The company – which has been providing software, systems and products to help manage corrosion for over 30 years – has built up a customer base in locations such as the North Sea, Europe, Middle East and the Americas.

It was initially established as the TCI Group back in 1980, and provides services to the oil and gas industry, as well as other manufacturing and process firms.

Ian Cordingley, managing director of SCM, said: “We have established an excellent working relationship with Maersk Oil, which has enabled SCM to secure this contract extension based on our previously successful deliveries.

“This means Maersk Oil engineers will be able to better manage their maintenance requirements going forward, increasing the operational lifespan of these platforms.

“With contract wins such as this we’re hoping to grow our turnover by quarter of a million every year over the next four years. We’re never going to be bigger than a £4m turnover company but that’s where we want to be. I like being a niche company and you lose that when you get too big.

“We’ve interest from places as peculiar and as far afield as a gold mine in Dominican Republic. There’s a lot of acid that needs to be neutralised and that can cause massive corrosion.

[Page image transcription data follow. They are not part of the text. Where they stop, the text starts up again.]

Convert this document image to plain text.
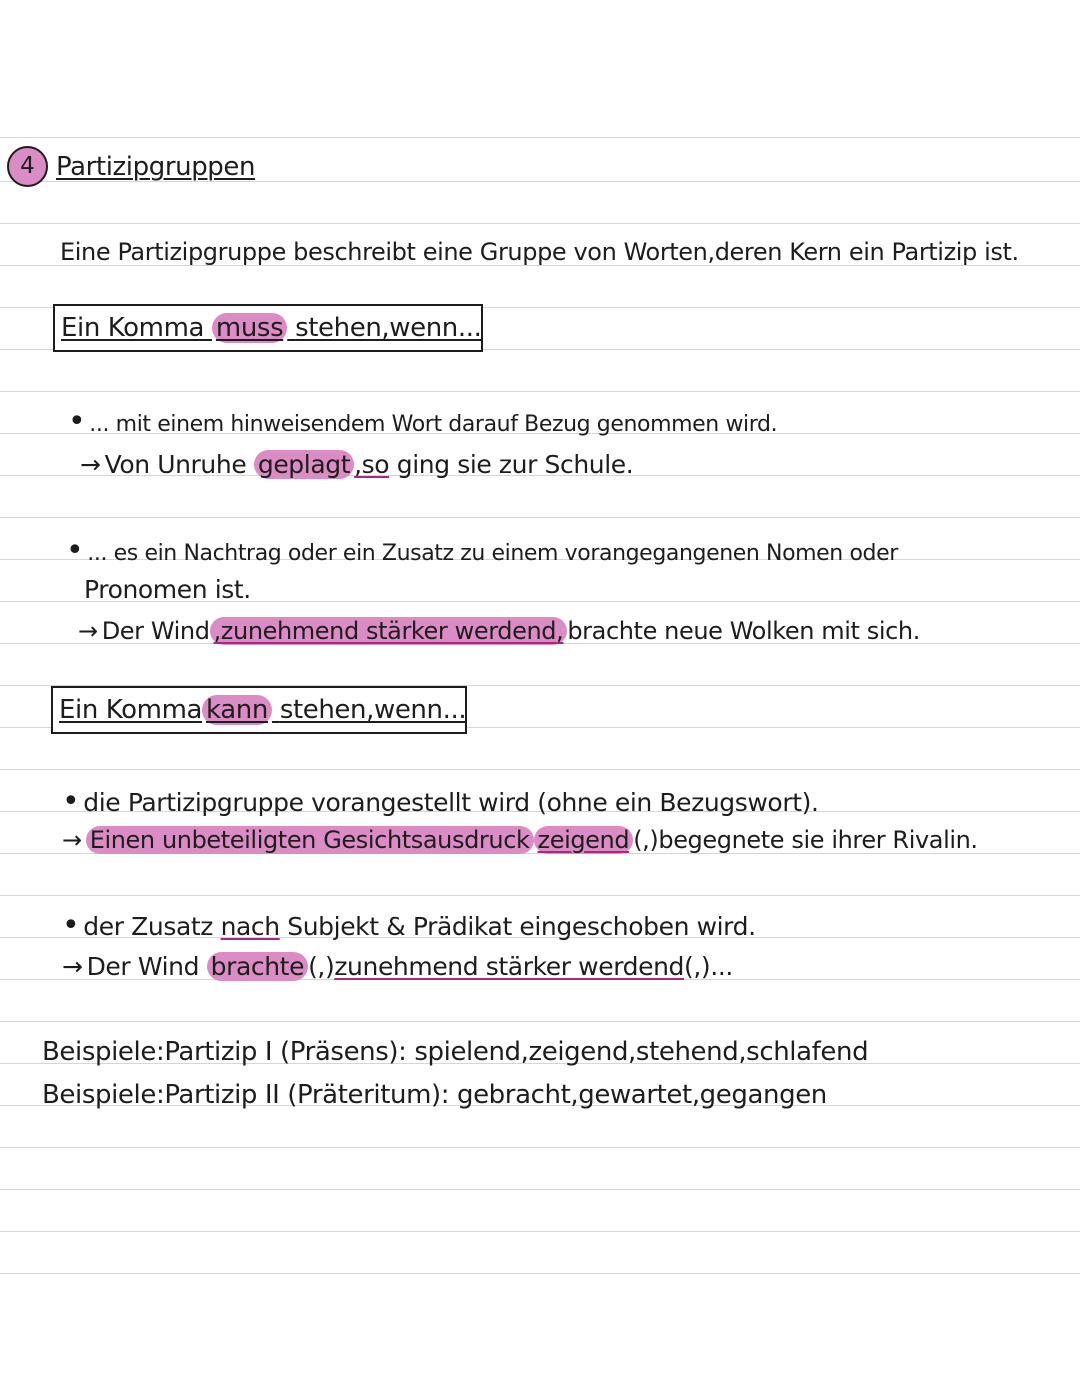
4 Partizipgruppen
Eine Partizipgruppe beschreibt eine Gruppe von Worten,deren Kern ein Partizip ist.
Ein Komma muss stehen,wenn...
• ... mit einem hinweisendem Wort darauf Bezug genommen wird.
→ Von Unruhe geplagt ,so ging sie zur Schule.
• ... es ein Nachtrag oder ein Zusatz zu einem vorangegangenen Nomen oder
Pronomen ist.
→ Der Wind ,zunehmend stärker werdend, brachte neue Wolken mit sich.
Ein Komma kann stehen,wenn...
• die Partizipgruppe vorangestellt wird (ohne ein Bezugswort).
→ Einen unbeteiligten Gesichtsausdruck zeigend (,)begegnete sie ihrer Rivalin.
• der Zusatz nach Subjekt & Prädikat eingeschoben wird.
→ Der Wind brachte (,)zunehmend stärker werdend(,)...
Beispiele:Partizip I (Präsens): spielend,zeigend,stehend,schlafend
Beispiele:Partizip II (Präteritum): gebracht,gewartet,gegangen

“The increasing demands of corrosion management within the oil and gas sector, particularly as operators manage life cycle extension of long-established assets, has created new opportunities for our company and enabled us to expand our workforce and enhance the technology-based solutions we offer to industry.”

Over more than three decades, SCM has established a worldwide reputation for corrosion management and control systems.

Cordingley said the company usually works in a couple of ways.

Sometimes it gives the client its cloud-based RISCm software package, deploys its staff to the site to help input the relevant readings and measurements, and allows this client to monitor corrosion and integrity from there.

Alternatively, it can be approached for a larger role, which can involve building a bespoke system and handling the management of that system.

As the world leader in building corrosion management systems, SCM says the only market it hasn’t tackled successfully is its own backyard.

“The one area we’ve never tackled is locally,” said Cordingley. “There’s a number of plants in this area we could offer really cost-effective specialist support. All of the process plants in Teesside are definitely a target market for us.”